Springer and Dominick adamantly deny that they stage anything these days, though Dominick says they may have done so in the past. "A year and a half ago when we were doing a stupid dating game, if . . . we would need a performance, someone to participate in the dating game, we would then contact Northwestern University -- they have an acting school," he says. "The people onstage right now are real. Come and see for yourself." Then there was that Canadian acting troupe that conned Springer's producers a couple of seasons ago into believing they were a dysfunctional family -- a husband, wife and babysitter in a love triangle. They appeared on the show, then flew back to Canada for a press conference and a good laugh. In that case, Springer sued them for having lied.

Says the Chicago acting teacher: "Anyone who watches television has to assume that some of this is fiction. I look at those shows more as opera than real television anyway."
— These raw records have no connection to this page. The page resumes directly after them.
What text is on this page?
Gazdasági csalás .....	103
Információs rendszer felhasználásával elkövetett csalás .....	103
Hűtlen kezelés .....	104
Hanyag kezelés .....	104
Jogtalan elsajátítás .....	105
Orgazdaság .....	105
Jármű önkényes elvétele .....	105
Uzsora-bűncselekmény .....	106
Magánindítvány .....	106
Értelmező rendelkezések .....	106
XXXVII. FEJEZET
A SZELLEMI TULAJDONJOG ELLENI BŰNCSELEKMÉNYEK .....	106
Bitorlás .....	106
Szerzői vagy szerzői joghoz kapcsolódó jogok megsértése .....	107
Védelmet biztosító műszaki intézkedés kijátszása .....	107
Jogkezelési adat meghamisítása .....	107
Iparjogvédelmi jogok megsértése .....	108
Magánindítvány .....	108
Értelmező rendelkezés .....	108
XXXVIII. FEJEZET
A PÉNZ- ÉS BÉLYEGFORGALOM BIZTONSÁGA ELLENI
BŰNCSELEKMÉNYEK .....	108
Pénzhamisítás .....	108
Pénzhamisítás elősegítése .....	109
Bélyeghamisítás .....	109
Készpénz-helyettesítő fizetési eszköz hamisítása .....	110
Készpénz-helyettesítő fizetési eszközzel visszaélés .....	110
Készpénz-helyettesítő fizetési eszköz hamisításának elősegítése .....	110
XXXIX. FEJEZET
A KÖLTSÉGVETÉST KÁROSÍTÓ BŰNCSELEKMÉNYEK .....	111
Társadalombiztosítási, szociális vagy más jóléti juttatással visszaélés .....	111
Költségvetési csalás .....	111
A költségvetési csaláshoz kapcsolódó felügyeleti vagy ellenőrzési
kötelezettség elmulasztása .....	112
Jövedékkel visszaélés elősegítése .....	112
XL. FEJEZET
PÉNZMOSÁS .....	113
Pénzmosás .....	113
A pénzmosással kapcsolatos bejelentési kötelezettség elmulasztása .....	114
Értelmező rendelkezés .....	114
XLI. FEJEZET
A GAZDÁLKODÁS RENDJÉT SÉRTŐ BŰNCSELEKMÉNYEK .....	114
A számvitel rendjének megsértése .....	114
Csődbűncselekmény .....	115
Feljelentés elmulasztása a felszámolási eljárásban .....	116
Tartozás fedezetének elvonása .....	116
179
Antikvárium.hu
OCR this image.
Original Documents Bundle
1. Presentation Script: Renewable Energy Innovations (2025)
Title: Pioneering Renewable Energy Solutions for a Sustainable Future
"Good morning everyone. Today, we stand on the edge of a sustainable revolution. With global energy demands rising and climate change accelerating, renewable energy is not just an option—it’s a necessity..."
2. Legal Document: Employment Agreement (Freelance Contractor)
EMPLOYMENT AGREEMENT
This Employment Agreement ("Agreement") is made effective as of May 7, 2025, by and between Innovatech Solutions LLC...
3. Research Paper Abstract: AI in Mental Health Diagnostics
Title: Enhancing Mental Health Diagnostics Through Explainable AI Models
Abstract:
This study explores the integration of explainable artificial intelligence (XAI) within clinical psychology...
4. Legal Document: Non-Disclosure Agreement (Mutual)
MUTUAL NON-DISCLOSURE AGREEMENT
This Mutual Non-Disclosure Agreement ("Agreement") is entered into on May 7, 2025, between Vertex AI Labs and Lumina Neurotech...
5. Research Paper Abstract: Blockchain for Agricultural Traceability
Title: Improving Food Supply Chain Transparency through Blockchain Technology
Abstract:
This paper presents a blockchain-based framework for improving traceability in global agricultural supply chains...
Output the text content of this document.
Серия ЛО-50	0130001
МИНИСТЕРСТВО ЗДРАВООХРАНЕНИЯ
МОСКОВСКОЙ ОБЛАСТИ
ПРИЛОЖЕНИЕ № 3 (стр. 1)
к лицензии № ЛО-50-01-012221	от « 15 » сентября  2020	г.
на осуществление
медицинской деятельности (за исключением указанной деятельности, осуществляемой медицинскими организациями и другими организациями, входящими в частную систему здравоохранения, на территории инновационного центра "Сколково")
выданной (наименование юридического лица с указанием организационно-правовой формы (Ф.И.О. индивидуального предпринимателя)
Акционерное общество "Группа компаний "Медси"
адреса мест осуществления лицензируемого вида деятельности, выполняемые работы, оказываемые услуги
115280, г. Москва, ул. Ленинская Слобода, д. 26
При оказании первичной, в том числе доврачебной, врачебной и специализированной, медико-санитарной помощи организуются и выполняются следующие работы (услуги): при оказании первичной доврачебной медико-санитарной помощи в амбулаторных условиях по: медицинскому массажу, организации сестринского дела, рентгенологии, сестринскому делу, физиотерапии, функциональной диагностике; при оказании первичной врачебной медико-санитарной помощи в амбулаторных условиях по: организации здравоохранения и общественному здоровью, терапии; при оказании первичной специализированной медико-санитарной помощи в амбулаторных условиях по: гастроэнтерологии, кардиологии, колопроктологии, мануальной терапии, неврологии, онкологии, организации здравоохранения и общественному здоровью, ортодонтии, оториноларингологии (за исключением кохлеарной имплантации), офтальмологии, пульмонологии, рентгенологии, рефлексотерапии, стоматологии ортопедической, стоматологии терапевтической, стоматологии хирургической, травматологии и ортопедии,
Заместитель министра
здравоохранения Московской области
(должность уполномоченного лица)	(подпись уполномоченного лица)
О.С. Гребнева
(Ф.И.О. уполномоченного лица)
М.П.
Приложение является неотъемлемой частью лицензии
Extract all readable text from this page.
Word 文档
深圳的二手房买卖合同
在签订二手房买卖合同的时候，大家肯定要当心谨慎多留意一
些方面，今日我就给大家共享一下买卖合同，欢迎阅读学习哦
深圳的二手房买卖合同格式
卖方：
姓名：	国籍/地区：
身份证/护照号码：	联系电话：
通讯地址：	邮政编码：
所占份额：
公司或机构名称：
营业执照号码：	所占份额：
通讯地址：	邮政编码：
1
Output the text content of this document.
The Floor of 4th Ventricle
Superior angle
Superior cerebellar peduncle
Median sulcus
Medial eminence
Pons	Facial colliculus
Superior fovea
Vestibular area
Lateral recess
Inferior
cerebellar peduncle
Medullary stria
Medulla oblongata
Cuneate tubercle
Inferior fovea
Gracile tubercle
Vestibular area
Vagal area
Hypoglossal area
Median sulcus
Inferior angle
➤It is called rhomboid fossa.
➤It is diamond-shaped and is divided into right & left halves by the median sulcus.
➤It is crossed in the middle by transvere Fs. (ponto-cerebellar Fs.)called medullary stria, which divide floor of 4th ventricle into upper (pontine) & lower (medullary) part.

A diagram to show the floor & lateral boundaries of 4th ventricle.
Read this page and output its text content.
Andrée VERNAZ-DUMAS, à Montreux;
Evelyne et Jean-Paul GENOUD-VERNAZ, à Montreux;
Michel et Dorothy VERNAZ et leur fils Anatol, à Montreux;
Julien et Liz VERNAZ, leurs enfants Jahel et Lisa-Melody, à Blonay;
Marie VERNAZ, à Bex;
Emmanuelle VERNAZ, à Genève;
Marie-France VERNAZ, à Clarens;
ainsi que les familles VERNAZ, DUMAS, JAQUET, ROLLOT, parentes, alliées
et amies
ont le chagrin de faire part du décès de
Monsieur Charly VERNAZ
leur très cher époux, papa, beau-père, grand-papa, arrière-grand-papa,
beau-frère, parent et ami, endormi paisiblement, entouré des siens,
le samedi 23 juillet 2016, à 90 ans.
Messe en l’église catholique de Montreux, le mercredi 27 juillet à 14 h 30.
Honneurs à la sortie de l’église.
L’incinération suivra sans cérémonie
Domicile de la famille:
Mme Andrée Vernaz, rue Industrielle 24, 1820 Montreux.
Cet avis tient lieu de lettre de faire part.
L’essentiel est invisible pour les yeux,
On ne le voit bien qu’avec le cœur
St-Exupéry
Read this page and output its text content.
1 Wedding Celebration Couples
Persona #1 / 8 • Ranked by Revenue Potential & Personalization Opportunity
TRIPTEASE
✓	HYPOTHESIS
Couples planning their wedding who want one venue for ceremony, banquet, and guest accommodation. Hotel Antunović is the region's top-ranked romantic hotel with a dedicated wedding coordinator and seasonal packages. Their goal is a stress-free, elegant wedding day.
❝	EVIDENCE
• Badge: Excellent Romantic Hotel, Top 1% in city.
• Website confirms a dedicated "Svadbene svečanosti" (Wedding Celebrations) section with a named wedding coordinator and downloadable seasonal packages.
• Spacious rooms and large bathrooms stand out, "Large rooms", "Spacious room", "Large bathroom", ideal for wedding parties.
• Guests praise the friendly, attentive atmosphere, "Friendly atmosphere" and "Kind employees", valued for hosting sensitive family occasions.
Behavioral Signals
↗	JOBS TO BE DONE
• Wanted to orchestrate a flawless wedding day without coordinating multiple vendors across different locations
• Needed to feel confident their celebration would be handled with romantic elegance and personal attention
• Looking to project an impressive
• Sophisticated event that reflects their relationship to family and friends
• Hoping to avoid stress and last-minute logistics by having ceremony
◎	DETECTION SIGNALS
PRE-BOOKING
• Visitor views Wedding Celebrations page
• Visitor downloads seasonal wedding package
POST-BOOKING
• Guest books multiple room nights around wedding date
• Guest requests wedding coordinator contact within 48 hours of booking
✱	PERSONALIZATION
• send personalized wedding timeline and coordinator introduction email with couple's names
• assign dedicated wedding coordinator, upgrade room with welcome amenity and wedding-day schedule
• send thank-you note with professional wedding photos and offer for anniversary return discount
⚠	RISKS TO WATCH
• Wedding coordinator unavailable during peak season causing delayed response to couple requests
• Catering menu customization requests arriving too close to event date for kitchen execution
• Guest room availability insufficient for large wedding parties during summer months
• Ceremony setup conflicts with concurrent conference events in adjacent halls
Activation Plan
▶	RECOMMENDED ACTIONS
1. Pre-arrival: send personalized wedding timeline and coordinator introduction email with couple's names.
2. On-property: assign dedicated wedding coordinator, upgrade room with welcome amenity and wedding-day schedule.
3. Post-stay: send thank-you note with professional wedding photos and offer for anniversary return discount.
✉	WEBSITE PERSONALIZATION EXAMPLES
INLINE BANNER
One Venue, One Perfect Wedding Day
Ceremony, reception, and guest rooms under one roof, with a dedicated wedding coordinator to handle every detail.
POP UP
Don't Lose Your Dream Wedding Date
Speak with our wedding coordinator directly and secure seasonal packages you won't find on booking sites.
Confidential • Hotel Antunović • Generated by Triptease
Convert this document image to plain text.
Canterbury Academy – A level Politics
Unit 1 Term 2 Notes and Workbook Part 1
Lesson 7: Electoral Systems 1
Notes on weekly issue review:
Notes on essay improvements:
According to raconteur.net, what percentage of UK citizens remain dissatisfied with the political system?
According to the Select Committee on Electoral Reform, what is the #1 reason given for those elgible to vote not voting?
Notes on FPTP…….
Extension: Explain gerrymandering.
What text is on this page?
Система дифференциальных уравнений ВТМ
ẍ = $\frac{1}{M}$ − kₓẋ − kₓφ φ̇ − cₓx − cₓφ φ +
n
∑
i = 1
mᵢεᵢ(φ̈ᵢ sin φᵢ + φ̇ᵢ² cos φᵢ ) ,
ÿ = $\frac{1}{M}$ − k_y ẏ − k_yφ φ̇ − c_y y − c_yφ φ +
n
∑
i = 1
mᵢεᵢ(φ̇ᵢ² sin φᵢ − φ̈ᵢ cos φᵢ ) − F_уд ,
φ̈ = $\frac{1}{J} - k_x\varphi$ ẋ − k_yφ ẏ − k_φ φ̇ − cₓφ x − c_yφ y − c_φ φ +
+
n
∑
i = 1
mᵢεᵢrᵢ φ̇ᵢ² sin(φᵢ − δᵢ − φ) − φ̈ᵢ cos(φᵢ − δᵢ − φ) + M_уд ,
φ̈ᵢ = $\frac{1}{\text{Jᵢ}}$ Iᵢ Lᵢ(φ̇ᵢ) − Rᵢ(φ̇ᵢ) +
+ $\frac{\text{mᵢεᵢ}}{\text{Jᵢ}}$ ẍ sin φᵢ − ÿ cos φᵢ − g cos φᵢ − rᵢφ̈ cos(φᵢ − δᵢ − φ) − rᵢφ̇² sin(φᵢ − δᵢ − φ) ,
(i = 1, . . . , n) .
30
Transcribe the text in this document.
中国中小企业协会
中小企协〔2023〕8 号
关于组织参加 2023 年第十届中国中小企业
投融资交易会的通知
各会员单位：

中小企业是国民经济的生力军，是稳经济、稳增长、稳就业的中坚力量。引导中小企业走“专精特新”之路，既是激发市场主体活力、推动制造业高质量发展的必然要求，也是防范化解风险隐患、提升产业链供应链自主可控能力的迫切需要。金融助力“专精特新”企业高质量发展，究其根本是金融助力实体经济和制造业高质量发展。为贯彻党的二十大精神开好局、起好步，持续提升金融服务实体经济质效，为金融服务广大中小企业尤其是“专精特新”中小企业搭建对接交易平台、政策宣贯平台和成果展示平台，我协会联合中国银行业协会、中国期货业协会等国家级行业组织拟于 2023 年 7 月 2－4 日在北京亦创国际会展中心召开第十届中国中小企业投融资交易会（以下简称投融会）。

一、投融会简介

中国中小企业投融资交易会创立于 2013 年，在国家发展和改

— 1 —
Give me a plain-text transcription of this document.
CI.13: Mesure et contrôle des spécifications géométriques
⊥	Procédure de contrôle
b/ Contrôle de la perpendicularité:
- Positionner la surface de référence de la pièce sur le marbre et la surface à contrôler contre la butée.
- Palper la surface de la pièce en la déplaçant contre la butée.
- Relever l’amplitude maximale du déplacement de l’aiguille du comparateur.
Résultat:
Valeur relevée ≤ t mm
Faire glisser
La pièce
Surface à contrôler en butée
In fact, "The Jerry Springer Show" is almost a parody of trash talk television. In an earnest "final thought" on his "Too Hot for TV" video, Springer explains why it's all just harmless fun.

"Because we show you outrageous behavior does not mean we endorse it," he intones. "Look, television does not and must not create values, it's merely a picture of all that's out there -- the good, the bad, the ugly." Then he adds: "Believe this: The politicians and companies that seek to control what each of us may watch are a far greater danger to America and our treasured freedom than any of our guests ever were or could be."

Mass media specialist Braudy demurs: "It's a dodgy definition of entertainment when you're using people's real lives as material. . . . These shows feed on our desire to gloat over the problems of other people."

And producer Krasnow is certain that Springer's ratings can't last. "Any extreme can never maintain the marketplace for any period of time, because eventually people grow tired of it. Viewers burn out," he says. "The best comparison is to no-holds-barred pro wrestling. Eventually, the audience grows tired of seeing all the heat. Good television, the best television, is a combination of heat and light." CAPTION: Jerry Springer: "No one ever gets on our show who doesn't desperately want to get on. That's why it's easier for me to sleep at night." CAPTION: On "The Jerry Springer Show" -- creeping up in the ratings behind Oprah Winfrey -- no subject is too indecent.